Ne Ben Benim, Ne Sen Sensin

ni men menem-ü ni tü tüi ni tü meni
hem men menem-ü hem tü hem tü meni.
men bat ü çunanem ey nigari huteni,
kender galatam ki men tü em ya tü meni

ne ben benim, ne sen sensin, ne sen ‘ben’sin
hem ben benim hem sen sensin, hem sen ‘ben’sin.
ben seninle o haldeyim ki -ey güzel sevgilim
ben sen miyim, yoksa sen ben misin bir türlü kestiremiyorum

Mevlânâ Celâleddîn

Kelebek

son isteğin nedir?
sorusu,
çok, çok kolaydır,
ilk isteğin nedir?
sorusundan.
çünkü,
o soruyu
kimse kimseye soramadı,
korkusundan.

Özdemir Asaf

Kanama

Kumunu yitirmiş bir çölün hüznü
önemlidir bir düş’ün depreminden
ölümün sevinci her silah sesi
kalbimde çalkalanır bir deniz bunu bilmekten.
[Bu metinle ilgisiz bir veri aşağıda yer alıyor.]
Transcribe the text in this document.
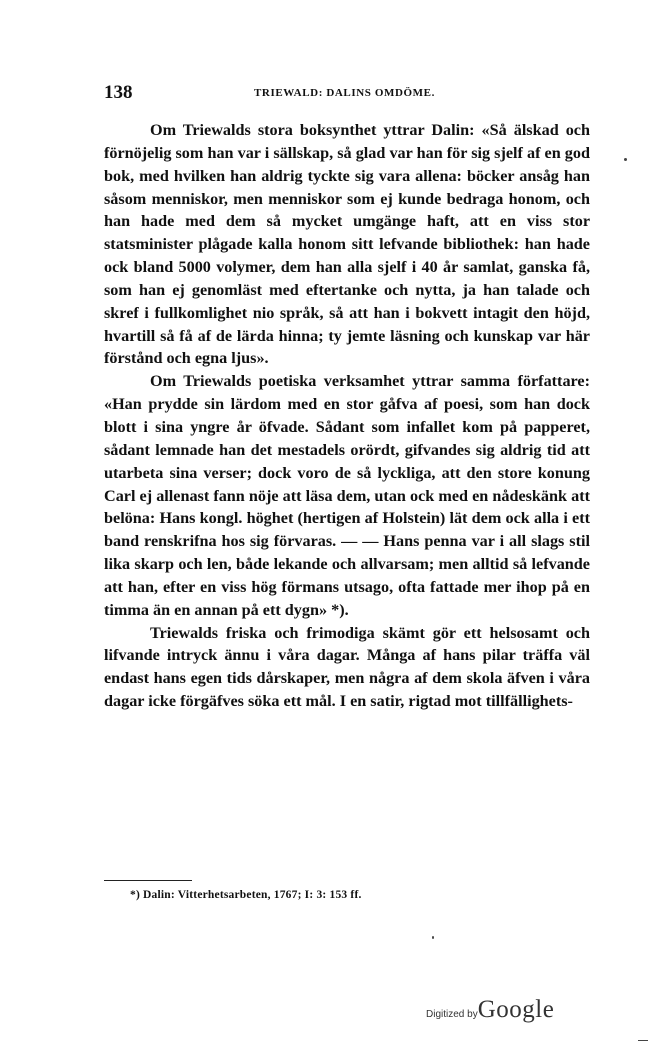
138	TRIEWALD: DALINS OMDÖME.

Om Triewalds stora boksynthet yttrar Dalin: «Så älskad och förnöjelig som han var i sällskap, så glad var han för sig sjelf af en god bok, med hvilken han aldrig tyckte sig vara allena: böcker ansåg han såsom menniskor, men menniskor som ej kunde bedraga honom, och han hade med dem så mycket umgänge haft, att en viss stor statsminister plågade kalla honom sitt lefvande bibliothek: han hade ock bland 5000 volymer, dem han alla sjelf i 40 år samlat, ganska få, som han ej genomläst med eftertanke och nytta, ja han talade och skref i fullkomlighet nio språk, så att han i bokvett intagit den höjd, hvartill så få af de lärda hinna; ty jemte läsning och kunskap var här förstånd och egna ljus».

Om Triewalds poetiska verksamhet yttrar samma författare: «Han prydde sin lärdom med en stor gåfva af poesi, som han dock blott i sina yngre år öfvade. Sådant som infallet kom på papperet, sådant lemnade han det mestadels orördt, gifvandes sig aldrig tid att utarbeta sina verser; dock voro de så lyckliga, att den store konung Carl ej allenast fann nöje att läsa dem, utan ock med en nådeskänk att belöna: Hans kongl. höghet (hertigen af Holstein) lät dem ock alla i ett band renskrifna hos sig förvaras. — — Hans penna var i all slags stil lika skarp och len, både lekande och allvarsam; men alltid så lefvande att han, efter en viss hög förmans utsago, ofta fattade mer ihop på en timma än en annan på ett dygn» *).

Triewalds friska och frimodiga skämt gör ett helsosamt och lifvande intryck ännu i våra dagar. Många af hans pilar träffa väl endast hans egen tids dårskaper, men några af dem skola äfven i våra dagar icke förgäfves söka ett mål. I en satir, rigtad mot tillfällighets-

*) Dalin: Vitterhetsarbeten, 1767; I: 3: 153 ff.
Digitized byGoogle
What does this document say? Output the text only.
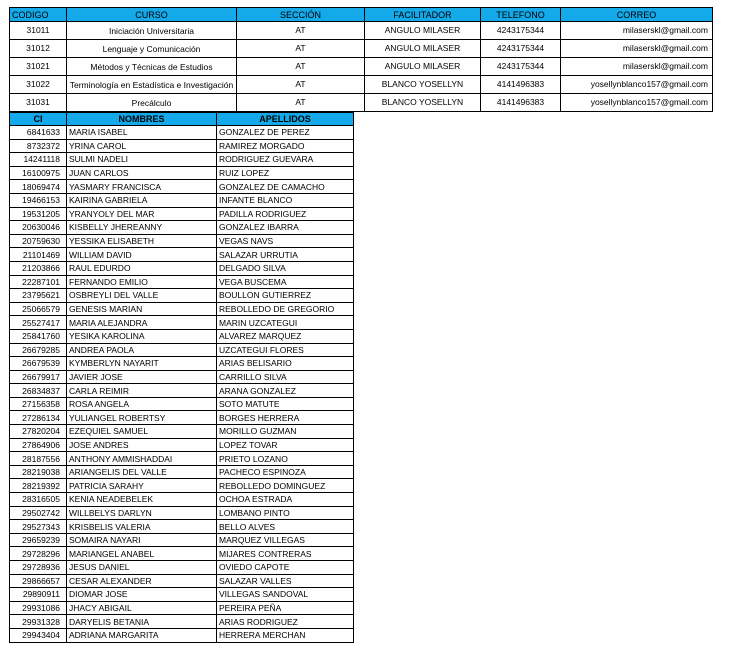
CODIGO	CURSO	SECCIÓN	FACILITADOR	TELEFONO	CORREO
31011	Iniciación Universitaria	AT	ANGULO MILASER	4243175344	milaserskl@gmail.com
31012	Lenguaje y Comunicación	AT	ANGULO MILASER	4243175344	milaserskl@gmail.com
31021	Métodos y Técnicas de Estudios	AT	ANGULO MILASER	4243175344	milaserskl@gmail.com
31022	Terminología en Estadística e Investigación	AT	BLANCO YOSELLYN	4141496383	yosellynblanco157@gmail.com
31031	Precálculo	AT	BLANCO YOSELLYN	4141496383	yosellynblanco157@gmail.com
CI	NOMBRES	APELLIDOS
6841633	MARIA ISABEL	GONZALEZ DE PEREZ
8732372	YRINA CAROL	RAMIREZ MORGADO
14241118	SULMI NADELI	RODRIGUEZ GUEVARA
16100975	JUAN CARLOS	RUIZ LOPEZ
18069474	YASMARY FRANCISCA	GONZALEZ DE CAMACHO
19466153	KAIRINA GABRIELA	INFANTE BLANCO
19531205	YRANYOLY DEL MAR	PADILLA RODRIGUEZ
20630046	KISBELLY JHEREANNY	GONZALEZ IBARRA
20759630	YESSIKA ELISABETH	VEGAS NAVS
21101469	WILLIAM DAVID	SALAZAR URRUTIA
21203866	RAUL EDURDO	DELGADO SILVA
22287101	FERNANDO EMILIO	VEGA BUSCEMA
23795621	OSBREYLI DEL VALLE	BOULLON GUTIERREZ
25066579	GENESIS MARIAN	REBOLLEDO DE GREGORIO
25527417	MARIA ALEJANDRA	MARIN UZCATEGUI
25841760	YESIKA KAROLINA	ALVAREZ MARQUEZ
26679285	ANDREA PAOLA	UZCATEGUI FLORES
26679539	KYMBERLYN NAYARIT	ARIAS BELISARIO
26679917	JAVIER JOSE	CARRILLO SILVA
26834837	CARLA REIMIR	ARANA GONZALEZ
27156358	ROSA ANGELA	SOTO MATUTE
27286134	YULIANGEL ROBERTSY	BORGES HERRERA
27820204	EZEQUIEL SAMUEL	MORILLO GUZMAN
27864906	JOSE ANDRES	LOPEZ TOVAR
28187556	ANTHONY AMMISHADDAI	PRIETO LOZANO
28219038	ARIANGELIS DEL VALLE	PACHECO ESPINOZA
28219392	PATRICIA SARAHY	REBOLLEDO DOMINGUEZ
28316505	KENIA NEADEBELEK	OCHOA ESTRADA
29502742	WILLBELYS DARLYN	LOMBANO PINTO
29527343	KRISBELIS VALERIA	BELLO ALVES
29659239	SOMAIRA NAYARI	MARQUEZ VILLEGAS
29728296	MARIANGEL ANABEL	MIJARES CONTRERAS
29728936	JESUS DANIEL	OVIEDO CAPOTE
29866657	CESAR ALEXANDER	SALAZAR VALLES
29890911	DIOMAR JOSE	VILLEGAS SANDOVAL
29931086	JHACY ABIGAIL	PEREIRA PEÑA
29931328	DARYELIS BETANIA	ARIAS RODRIGUEZ
29943404	ADRIANA MARGARITA	HERRERA MERCHAN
Yüzünü yerinde kullanmıyor sevgilim
dalgınlığını da,
onda bir geyiğin dağlar kadar korkusu
kanı görünüyor bir avcının dürbününden
toplardamarında doğurgan bir acı
inciniyor zamansız gökyüzünden.

Sessizlikten öğrenmiş tutkuyu
ayrılıkla şakalaşmaktan
aşkı için şarkıya uğramış durmuş
taş sözcüğünü duyunca kırılan cam gibi paramparça
bir bakıma göz ağrısı.
Çam kokulu dudakları değince ağzıma
kar diner, çiçek açar kasığındaki sudan.

Onu durmadan anımsamak bir kanama mı?

Nereme dokunsanız gül tadında bir sancı.